In late January I attended Cisco Live Europe in Barcelona, it certainly made a nice change going to a winter Cisco Live without having to bring several layers of clothing.
Like most people I’m generally too busy the rest of the year to make classroom lead training courses so Cisco live for me is a great opportunity to refresh my knowledge and skills, catch up with what’s new and learn first-hand from some of the best techies in the industry.
But just as importantly I get a chance to catch-up with my peers in other firms and chat about what they are up to, as a strong believer in communities, for the most part I don’t see “competitor’s” just “friends who happen to work for other companies”.
A wise man once said “A day without learning, is a day wasted”
So here’s what I got up to at Cisco Live!
Walk-In Self-Paced Labs
One of my favourite resources at Cisco Live is the Walk-In Self-Paced Labs (WISP Labs) these are guided labs many of which are not available on Ciscos dCloud. These maybe an introduction to a recent addition to the Cisco portfolio or a pre-designed scenario on a particular product or solution. As its name suggests you do not need to pre-book these just wander up and pick your lab. Another great aspect of the WISP labs is that the actual author of the lab is there to assist you and answer any questions.
One of the WISP labs I found really useful was on automating Cisco ACI with Python, now I’m no programmer so it was great to have a chance to do a guided lab on tools that are available to bring network programmability skills to the “traditional networker” Tools like the Cobra SDK which is a set of Python utilities for interfacing with the APIC. If you would like to have a play with automating Cisco ACI with tools like Python or Ansible then a great resource is the ACI Programmability lab on Cisco DEVNET Learning Labs.
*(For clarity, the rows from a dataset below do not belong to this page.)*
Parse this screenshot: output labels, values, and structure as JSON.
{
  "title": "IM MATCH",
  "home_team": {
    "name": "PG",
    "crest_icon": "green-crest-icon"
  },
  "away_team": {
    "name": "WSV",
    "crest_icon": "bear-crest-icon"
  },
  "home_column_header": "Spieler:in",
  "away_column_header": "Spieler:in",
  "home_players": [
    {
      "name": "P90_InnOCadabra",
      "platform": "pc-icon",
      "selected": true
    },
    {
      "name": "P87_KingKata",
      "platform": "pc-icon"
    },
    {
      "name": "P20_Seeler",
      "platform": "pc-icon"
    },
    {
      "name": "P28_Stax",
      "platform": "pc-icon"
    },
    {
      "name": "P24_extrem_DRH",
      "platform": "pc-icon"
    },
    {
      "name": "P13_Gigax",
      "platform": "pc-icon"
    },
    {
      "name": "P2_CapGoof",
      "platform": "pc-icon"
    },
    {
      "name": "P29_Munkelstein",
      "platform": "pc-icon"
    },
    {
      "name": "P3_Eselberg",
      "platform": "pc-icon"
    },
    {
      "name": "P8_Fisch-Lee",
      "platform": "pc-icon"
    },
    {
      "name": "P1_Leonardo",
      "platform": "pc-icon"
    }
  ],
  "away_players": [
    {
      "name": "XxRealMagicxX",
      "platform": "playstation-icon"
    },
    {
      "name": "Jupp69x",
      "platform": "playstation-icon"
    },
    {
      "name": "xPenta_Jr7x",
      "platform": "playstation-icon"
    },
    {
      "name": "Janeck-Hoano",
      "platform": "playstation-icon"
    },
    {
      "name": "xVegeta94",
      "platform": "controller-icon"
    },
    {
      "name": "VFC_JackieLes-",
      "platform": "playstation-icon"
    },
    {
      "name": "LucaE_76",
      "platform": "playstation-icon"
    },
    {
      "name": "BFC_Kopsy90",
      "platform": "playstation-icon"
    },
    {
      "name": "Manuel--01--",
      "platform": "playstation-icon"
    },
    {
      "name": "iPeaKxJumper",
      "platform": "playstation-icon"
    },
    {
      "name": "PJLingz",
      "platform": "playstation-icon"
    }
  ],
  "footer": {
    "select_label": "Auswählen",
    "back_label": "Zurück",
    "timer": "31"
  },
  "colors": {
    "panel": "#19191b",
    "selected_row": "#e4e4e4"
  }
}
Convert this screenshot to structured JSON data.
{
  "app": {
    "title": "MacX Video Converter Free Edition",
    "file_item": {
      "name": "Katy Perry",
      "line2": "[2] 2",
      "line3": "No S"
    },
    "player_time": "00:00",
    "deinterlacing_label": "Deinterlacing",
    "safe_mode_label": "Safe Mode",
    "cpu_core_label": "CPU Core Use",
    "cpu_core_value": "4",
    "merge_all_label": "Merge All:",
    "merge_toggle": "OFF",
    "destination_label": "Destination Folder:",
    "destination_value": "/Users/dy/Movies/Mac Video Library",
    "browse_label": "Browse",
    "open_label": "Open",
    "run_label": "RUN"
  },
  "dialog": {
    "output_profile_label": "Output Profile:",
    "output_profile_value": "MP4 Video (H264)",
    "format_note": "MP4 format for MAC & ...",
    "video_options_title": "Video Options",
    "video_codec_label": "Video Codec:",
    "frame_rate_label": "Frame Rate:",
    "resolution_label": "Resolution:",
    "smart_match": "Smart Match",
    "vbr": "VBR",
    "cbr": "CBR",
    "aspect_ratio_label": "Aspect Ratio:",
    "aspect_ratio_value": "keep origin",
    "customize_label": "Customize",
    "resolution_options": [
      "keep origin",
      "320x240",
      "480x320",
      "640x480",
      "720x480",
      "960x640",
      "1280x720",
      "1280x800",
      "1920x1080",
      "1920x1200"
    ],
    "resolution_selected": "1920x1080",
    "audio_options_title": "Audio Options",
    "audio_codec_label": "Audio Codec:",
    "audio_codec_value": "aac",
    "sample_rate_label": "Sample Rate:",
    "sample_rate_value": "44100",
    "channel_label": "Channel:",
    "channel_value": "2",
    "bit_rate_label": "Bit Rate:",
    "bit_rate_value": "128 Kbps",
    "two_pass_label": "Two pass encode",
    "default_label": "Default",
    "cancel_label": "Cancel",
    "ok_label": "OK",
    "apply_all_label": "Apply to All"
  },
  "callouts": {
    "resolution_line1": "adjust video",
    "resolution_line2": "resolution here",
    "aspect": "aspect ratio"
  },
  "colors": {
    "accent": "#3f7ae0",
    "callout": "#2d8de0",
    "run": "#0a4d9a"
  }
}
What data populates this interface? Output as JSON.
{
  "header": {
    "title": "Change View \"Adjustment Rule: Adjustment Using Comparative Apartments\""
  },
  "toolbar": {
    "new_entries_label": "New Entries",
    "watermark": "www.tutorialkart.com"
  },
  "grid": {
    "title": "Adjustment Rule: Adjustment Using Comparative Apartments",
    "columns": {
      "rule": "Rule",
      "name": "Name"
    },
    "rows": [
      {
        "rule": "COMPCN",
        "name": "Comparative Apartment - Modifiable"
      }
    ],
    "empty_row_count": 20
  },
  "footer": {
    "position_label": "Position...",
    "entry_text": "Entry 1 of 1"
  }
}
Ciscos UCS based HyperFlex, received a welcome update to version 3.0 under the strap line: Any App, Any Cloud, Any Scale.
Notable updates being around scale, both upwards and downwards as HyperFlex now supports up to 64 nodes per cluster as well as allowing those clusters to be stretched between sites. But just as importantly for those smaller use cases such as remote office/branch office (ROBO), air gapped DMZs, plus anywhere that compute power needs to be closer to users, there is now an option with HyperFlex Edge of a 3 node cluster without the need for the fabric interconnects so a very cost effective solution. While all being centrally managed either on premises or via Cisco cloud offering Intersight.
Network Assurance Engine
Working a lot as I do with Cisco ACI I really liked the look of Cisco’s Network Assurance Engine (code name Candid). Now those of you who have worked with Cisco ACI will know that the alerting may not be as human friendly as it could be. Plus it is not always obvious that your Cisco ACI configuration meets both a best practice as well as your own corporate policies and constraints. Well the Network Assurance Engine does just that, by ensuring your Cisco ACI implementation is adhering to both your Security and Networking compliance.
You define your policies, intent and compliancy requirements in very user friendly rules, the Network Assurance Engine then evaluates your Cisco ACI configuration and identifies any policy violations or configuration issues and reports them back in very easily to interpret smart alerts. The smart alerts then hyperlink you to exactly the configuration or lack of that is violating your defined policy and recommends the remedial action.
Network Assurance Engine can also predict the impact of any changes significantly reducing risk of human error or induced network failures. Gone are the days of “I don’t think this will impact production services”
Cisco champions tour of the innovation lounge
This was certainly one of the highlights and a great benefit of the Cisco champions program, where the champions, after a briefing about, no cameras, or blogging on the details of what we may see or hear, were given access to the innovation lounge, an area where the actual Cisco engineers were demonstrating the products and concepts currently in development. Walking round I certainly felt like the children exploring Willy Wonkers chocolate room! with pure imagination and innovation at every turn.
For my part having a keen interest in crypto currencies it was great to see what Cisco was doing around blockchain technology. Like Clouds blockchains can be public, private or community. Anyone can create a blockchain, the open source software is freely available. The essence of a blockchain being that there are no servers only clients and that each have a full copy of the database (distributed ledger) and then by the use of cryptography maintain a consensus that the database has not been tampered with or fraudulently altered.
The demo that was being shown was the use of a distributed ledger (blockchain) for asset tracking, in this case 2 Cisco gbics which looked identical were scanned, one of which was immediately validated by a blockchain lookup but the other declared counterfeit. For the valid gbic every stage (transaction) in its life cycle could then be seen from manufacture to delivery and all stages between. Imagine being able to scan a joint of beef in your local supermarket with your mobile phone and see the complete history of that animal from its birth to putting on the shelf in front of you. Just one use for blockchain technology.
One things for sure blockchain brings a level of trust to digital business unheard of til now.
And as you can imagine in a topology where there are no servers and all traffic is peer to peer (east/west) with potentially millions of nodes, this will require a complete rethink on application management, control, orchestration and the need to push security and policy right to the edge of the network.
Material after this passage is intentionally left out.